PhishSigma++: Malicious Email Detection with Typed Entity Relations
Authors: Shang Shang, Ruiqi Wang, Ruijie Qi et al.
Summary
The authors built PhishSigma++, a phishing-email detector that extracts 40 typed entity classes (e.g., sender domain, URLs, attachments) and 5 cross-type relations to form a typed email graph, then uses particle-swarm optimization to select a sparse discriminative relation mask for classification and evidence summarization. On 29,142 RFC822 messages, it achieves 0.9675 F1 on clean data and maintains 0.9579 F1 under non-adaptive "Good Word" padding attacks (ρ=0.8), while token-based Bayesian and DistilBERT baselines collapse to 0.0243 and 0.7284 F1 respectively. The method generalizes hand-crafted Sigma rules by learning which entity relations are discriminative from data.
Main takeaways:
- Focuses on invariant typed-entity relations (sender–URL, attachment–text) rather than mutable surface text, making it robust to adversarial text insertion
- Extracts 40 entity types and 5 cross-type relations to build a typed email graph; PSO selects a sparse discriminative mask
- Achieves 0.9675 F1 on clean phishing vs. ham; under Good Word padding (ρ=0.8) maintains 0.9579 F1 while text baselines collapse
- Compared to traditional Sigma rules (hand-written field conditions), PhishSigma++ offers higher detection, broader relational coverage, and data-driven feature selection
- Thresholded typed-relation scores encode a useful fragment of Sigma-style field conditions, unifying hand-crafted and learned approaches
Relevance
Not related to my persona or midtraining work—this is an email-security application. Included because the idea of invariant entity relations vs. mutable surface text parallels my question of whether persona markers are surface tokens or deeper relational/behavioral signatures.
Threat model
Potential threat/caveat for clean result "Fine-tuning one persona on a two-marker chunk and another on the start marker plants the end marker at every donor answer's end, not chained to the start (LOW confidence)": this item discusses adversarial.
Abstract
arXiv:2605.11619v1 Announce Type: new Abstract: Here is a further shortened version (pure text, no extra formatting, academic style preserved, no content change): Abstract.
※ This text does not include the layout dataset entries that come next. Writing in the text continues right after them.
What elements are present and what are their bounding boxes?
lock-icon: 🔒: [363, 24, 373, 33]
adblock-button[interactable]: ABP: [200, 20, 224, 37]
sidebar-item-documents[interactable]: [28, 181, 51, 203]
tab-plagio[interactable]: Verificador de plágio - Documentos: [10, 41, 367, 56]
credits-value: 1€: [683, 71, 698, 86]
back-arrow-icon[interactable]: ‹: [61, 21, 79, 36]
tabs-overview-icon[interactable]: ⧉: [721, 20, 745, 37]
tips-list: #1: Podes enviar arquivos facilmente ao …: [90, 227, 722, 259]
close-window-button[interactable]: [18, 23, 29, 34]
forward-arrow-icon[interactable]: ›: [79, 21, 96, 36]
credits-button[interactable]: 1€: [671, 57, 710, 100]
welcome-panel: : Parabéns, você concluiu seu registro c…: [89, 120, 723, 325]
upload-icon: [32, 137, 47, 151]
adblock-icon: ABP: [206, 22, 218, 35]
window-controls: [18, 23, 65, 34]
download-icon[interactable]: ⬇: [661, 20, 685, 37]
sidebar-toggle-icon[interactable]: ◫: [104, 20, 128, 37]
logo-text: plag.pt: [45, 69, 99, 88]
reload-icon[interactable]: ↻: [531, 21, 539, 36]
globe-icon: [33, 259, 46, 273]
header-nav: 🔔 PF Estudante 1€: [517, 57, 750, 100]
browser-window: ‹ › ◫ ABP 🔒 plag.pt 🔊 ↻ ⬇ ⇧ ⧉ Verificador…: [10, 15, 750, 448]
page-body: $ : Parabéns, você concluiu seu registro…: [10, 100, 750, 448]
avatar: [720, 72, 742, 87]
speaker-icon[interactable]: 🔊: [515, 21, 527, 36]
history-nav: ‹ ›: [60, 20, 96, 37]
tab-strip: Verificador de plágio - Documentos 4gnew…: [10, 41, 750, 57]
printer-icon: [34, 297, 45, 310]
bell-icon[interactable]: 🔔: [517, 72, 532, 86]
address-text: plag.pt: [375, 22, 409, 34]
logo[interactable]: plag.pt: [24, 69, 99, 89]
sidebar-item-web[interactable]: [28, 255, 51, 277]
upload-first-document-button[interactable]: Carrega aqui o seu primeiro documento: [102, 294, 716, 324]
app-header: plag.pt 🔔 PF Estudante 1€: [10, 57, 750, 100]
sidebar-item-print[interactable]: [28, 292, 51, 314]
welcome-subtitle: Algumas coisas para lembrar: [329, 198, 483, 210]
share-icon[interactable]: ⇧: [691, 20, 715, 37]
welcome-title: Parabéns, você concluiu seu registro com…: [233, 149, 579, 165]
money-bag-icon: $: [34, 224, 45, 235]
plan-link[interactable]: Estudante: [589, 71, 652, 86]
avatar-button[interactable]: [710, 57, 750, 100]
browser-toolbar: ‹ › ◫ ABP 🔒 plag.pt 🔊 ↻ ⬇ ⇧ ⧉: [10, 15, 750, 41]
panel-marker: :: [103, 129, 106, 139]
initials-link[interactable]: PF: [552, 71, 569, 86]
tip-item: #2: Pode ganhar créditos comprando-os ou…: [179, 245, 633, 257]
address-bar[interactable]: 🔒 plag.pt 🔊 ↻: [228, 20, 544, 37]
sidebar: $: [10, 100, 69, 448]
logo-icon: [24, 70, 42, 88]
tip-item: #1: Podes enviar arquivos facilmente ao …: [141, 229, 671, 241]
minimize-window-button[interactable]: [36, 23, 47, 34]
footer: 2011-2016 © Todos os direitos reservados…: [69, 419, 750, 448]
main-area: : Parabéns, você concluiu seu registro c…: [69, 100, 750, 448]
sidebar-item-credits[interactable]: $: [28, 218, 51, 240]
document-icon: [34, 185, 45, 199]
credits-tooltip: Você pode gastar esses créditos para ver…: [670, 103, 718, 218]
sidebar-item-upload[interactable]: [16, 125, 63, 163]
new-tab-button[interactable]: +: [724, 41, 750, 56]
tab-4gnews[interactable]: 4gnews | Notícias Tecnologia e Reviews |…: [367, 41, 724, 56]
With the rise of AI-generated content (AIGC), phishing actors now possess richer linguistic capabilities and evasion techniques. Most existing detectors over-rely on mutable textual features, achieving high accuracy on clean data but degrading severely under text-focused adversarial manipulation. This mirrors the lab-to-real performance gap. We investigate invariant signals in phishing emails: even when attackers modify surface text, functional intent constrains relations among typed entities. Threat-actor tradecraft is described via high-level TTPs, but rule-based systems like Sigma express invariants only through manually curated, field-specific patterns, limiting flexibility. We introduce PhishSigma++, an entity-relation-based malicious email detector for RFC822 messages that generalizes Sigma's design. It extracts 40 typed entity classes, computes 5 cross-type relations to build a typed email graph, and uses particle swarm optimization (PSO) to select a sparse discriminative mask, supporting classification and type-level evidence summary. On 29,142 messages, PhishSigma++ achieves 0.9675 F1 on clean data and outperforms text-centric baselines under non-adaptive Good Word padding at \r{ho}=0.8. It maintains 0.9579 F1, while a token-based Bayesian filter collapses to 0.0243 and a DistilBERT phishing checkpoint falls to 0.7284. Compared with traditional Sigma rules, PhishSigma++ offers higher detection, broader relational invariance coverage, and data-driven feature selection. We also show that thresholded typed relation scores encode a useful fragment of Sigma-style field conditions, unifying hand-crafted rule logic and learned relation masks in a single-email framework.